I wish also in this book to discourage a deliberate searching for memories of previous lives — whether through the use of drugs, meditation, or hypnosis. Unfortunately, some hypnotists have stated that anyone can recover memories of previous lives by means of hypnosis, and great therapeutic benefits from this are claimed or hinted at. I shall try to quench misguided and sometimes shamefully exploited enthusiasm for hypnosis, especially when it is proposed as a sure means of eliciting memories of previous lives.

I have conducted or initiated thirteen such experiments; in some I was the hypnotist myself, in others I arranged for another hypnotist to conduct the experiment. Not a single one of the experiments succeeded.

Promoters of hypnosis as a means of recovering memories of previous lives frequently cite improvements in the patients following the hypnotic sessions…However, this exemplifies a common fallacy of psychotherapists: The unwarranted belief that a patient’s improvement vindicates the theory favored and the technique used.

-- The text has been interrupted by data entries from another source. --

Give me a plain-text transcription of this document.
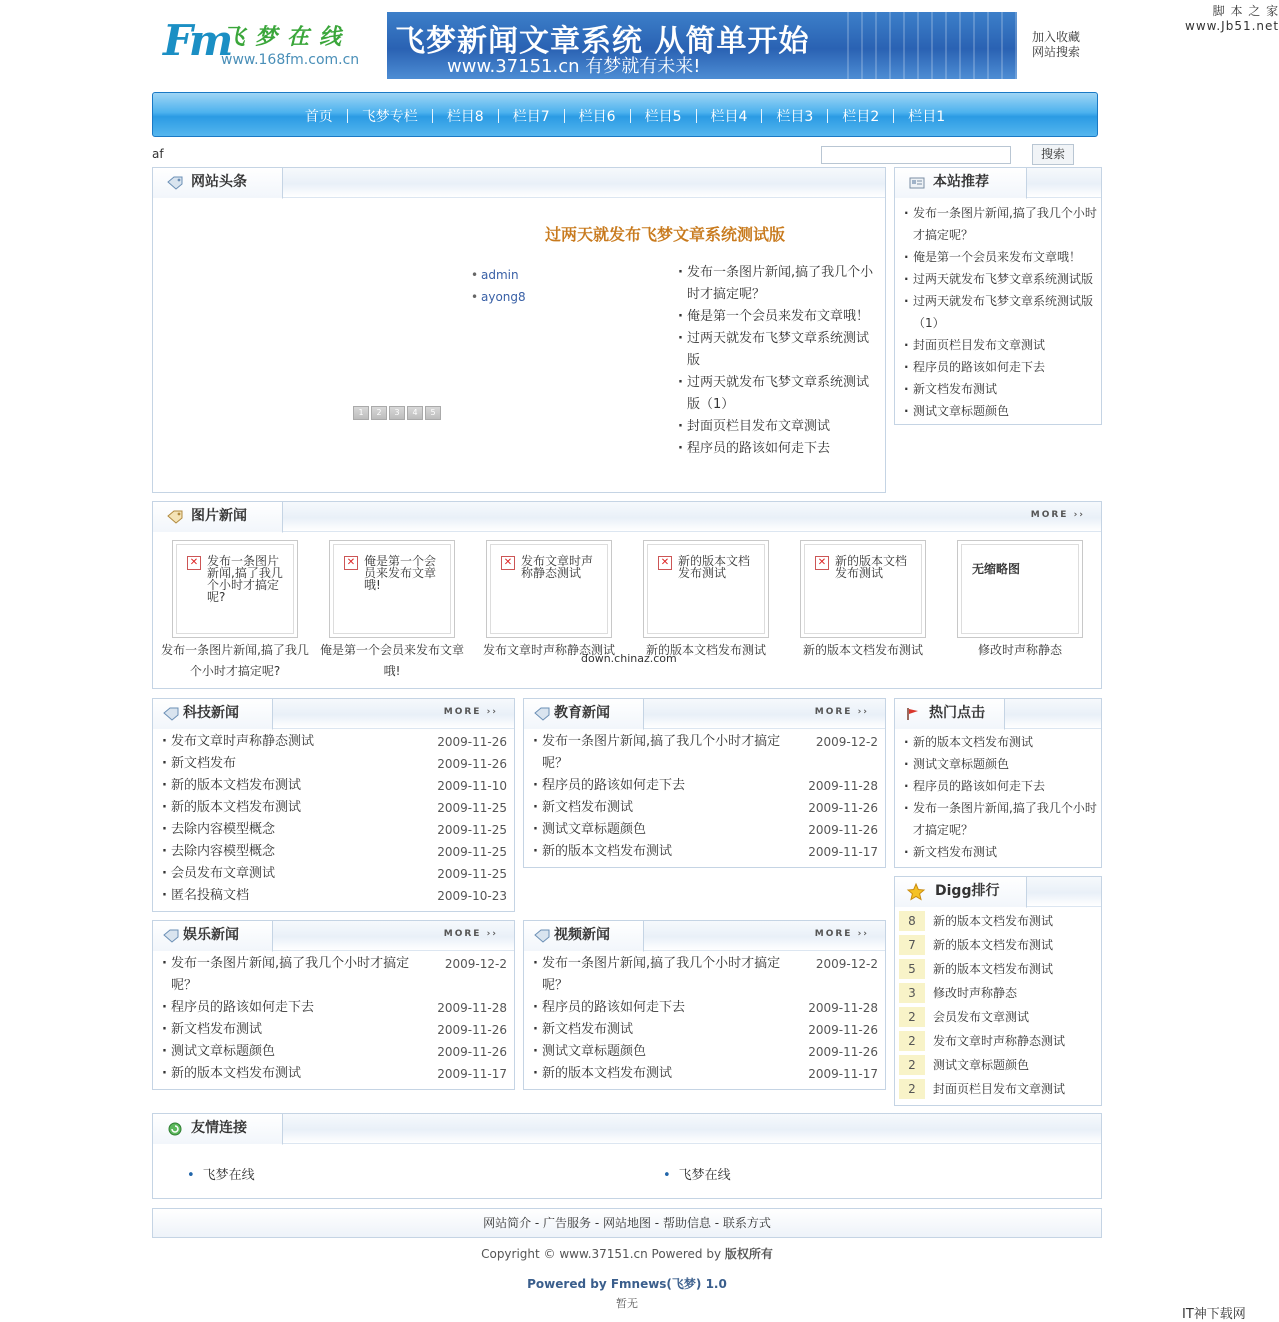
Fm
飞梦在线
www.168fm.com.cn
飞梦新闻文章系统 从简单开始
www.37151.cn 有梦就有未来!
加入收藏
网站搜索
脚 本 之 家
www.Jb51.net
首页	飞梦专栏	栏目8	栏目7	栏目6	栏目5	栏目4	栏目3	栏目2	栏目1
af	搜索
网站头条
过两天就发布飞梦文章系统测试版
• admin
• ayong8
1	2	3	4	5
· 发布一条图片新闻,搞了我几个小时才搞定呢？
· 俺是第一个会员来发布文章哦！
· 过两天就发布飞梦文章系统测试版
· 过两天就发布飞梦文章系统测试版（1）
· 封面页栏目发布文章测试
· 程序员的路该如何走下去
本站推荐
· 发布一条图片新闻,搞了我几个小时才搞定呢？
· 俺是第一个会员来发布文章哦！
· 过两天就发布飞梦文章系统测试版
· 过两天就发布飞梦文章系统测试版（1）
· 封面页栏目发布文章测试
· 程序员的路该如何走下去
· 新文档发布测试
· 测试文章标题颜色
图片新闻	MORE ››
✕ 发布一条图片新闻,搞了我几个小时才搞定呢?
发布一条图片新闻,搞了我几个小时才搞定呢?
✕ 俺是第一个会员来发布文章哦!
俺是第一个会员来发布文章哦!
✕ 发布文章时声称静态测试
发布文章时声称静态测试
✕ 新的版本文档发布测试
新的版本文档发布测试
✕ 新的版本文档发布测试
新的版本文档发布测试
无缩略图
修改时声称静态
down.chinaz.com
科技新闻	MORE ››
· 发布文章时声称静态测试	2009-11-26
· 新文档发布	2009-11-26
· 新的版本文档发布测试	2009-11-10
· 新的版本文档发布测试	2009-11-25
· 去除内容模型概念	2009-11-25
· 去除内容模型概念	2009-11-25
· 会员发布文章测试	2009-11-25
· 匿名投稿文档	2009-10-23
教育新闻	MORE ››
· 发布一条图片新闻,搞了我几个小时才搞定呢？
2009-12-2
· 程序员的路该如何走下去	2009-11-28
· 新文档发布测试	2009-11-26
· 测试文章标题颜色	2009-11-26
· 新的版本文档发布测试	2009-11-17
热门点击
· 新的版本文档发布测试
· 测试文章标题颜色
· 程序员的路该如何走下去
· 发布一条图片新闻,搞了我几个小时才搞定呢？
· 新文档发布测试
Digg排行
8	新的版本文档发布测试
7	新的版本文档发布测试
5	新的版本文档发布测试
3	修改时声称静态
2	会员发布文章测试
2	发布文章时声称静态测试
2	测试文章标题颜色
2	封面页栏目发布文章测试
娱乐新闻	MORE ››
· 发布一条图片新闻,搞了我几个小时才搞定呢？
2009-12-2
· 程序员的路该如何走下去	2009-11-28
· 新文档发布测试	2009-11-26
· 测试文章标题颜色	2009-11-26
· 新的版本文档发布测试	2009-11-17
视频新闻	MORE ››
· 发布一条图片新闻,搞了我几个小时才搞定呢？
2009-12-2
· 程序员的路该如何走下去	2009-11-28
· 新文档发布测试	2009-11-26
· 测试文章标题颜色	2009-11-26
· 新的版本文档发布测试	2009-11-17
友情连接
• 飞梦在线
•	飞梦在线
网站简介 - 广告服务 - 网站地图 - 帮助信息 - 联系方式
Copyright © www.37151.cn Powered by 版权所有
Powered by Fmnews(飞梦) 1.0
暂无
IT神下载网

For those of us who have personally used hypnotic regression and hypnotherapy in retrieving and working with such past-life memories, and have done so in ways that have convinced us both of the truth of the continuity between past and present lifetimes and of the tremendous healing value such approaches offer, Ian Stevenson’s book will present a conflict. On the one hand, he is our colleague and ally by providing careful and convincing research evidence for past-lives and reincarnation, while, on the other hand, he is our critic and loyal opposition, if not our enemy, with regard to the use of hypnosis in past-life research and therapy. I would hope that Dr. Stevenson’s admittedly dualist thinking may eventually accommodate new kinds of knowledge and understandings based on an emerging more-mental-type of science and technology, such as hypnosis and other state-specific and altered-state consciousness research. Such is inevitably accompanying our species’ gradual evolution into an ever more non-physically based (dare I say psychospiritually monist?) experiential milieu.

 


ISBN-13: 978-0786409136

Editor’s Note: For those readers who might not be familiar with the writings of Ian Stevenson, it is important to note that Stevenson has published numerous books and papers over the past 30 years detailing his extensive research into reincarnation and similar topics including xenoglossy, the apparent ability of someone to speak a foreign language which was previously unknown. Dr. Klimo refers to Stevenson as “…our critic and loyal opposition, if not our enemy…– which may be considered by some readers as a diplomatic understatement. While Stevenson is hardly a vigorous supporter of the use of hypnosis in PLT and research, he is an important researcher and we should be aware of his contributions. We feel that this review of Stevenson’s latest work is thoughtful and its inclusion in this publication well overdue.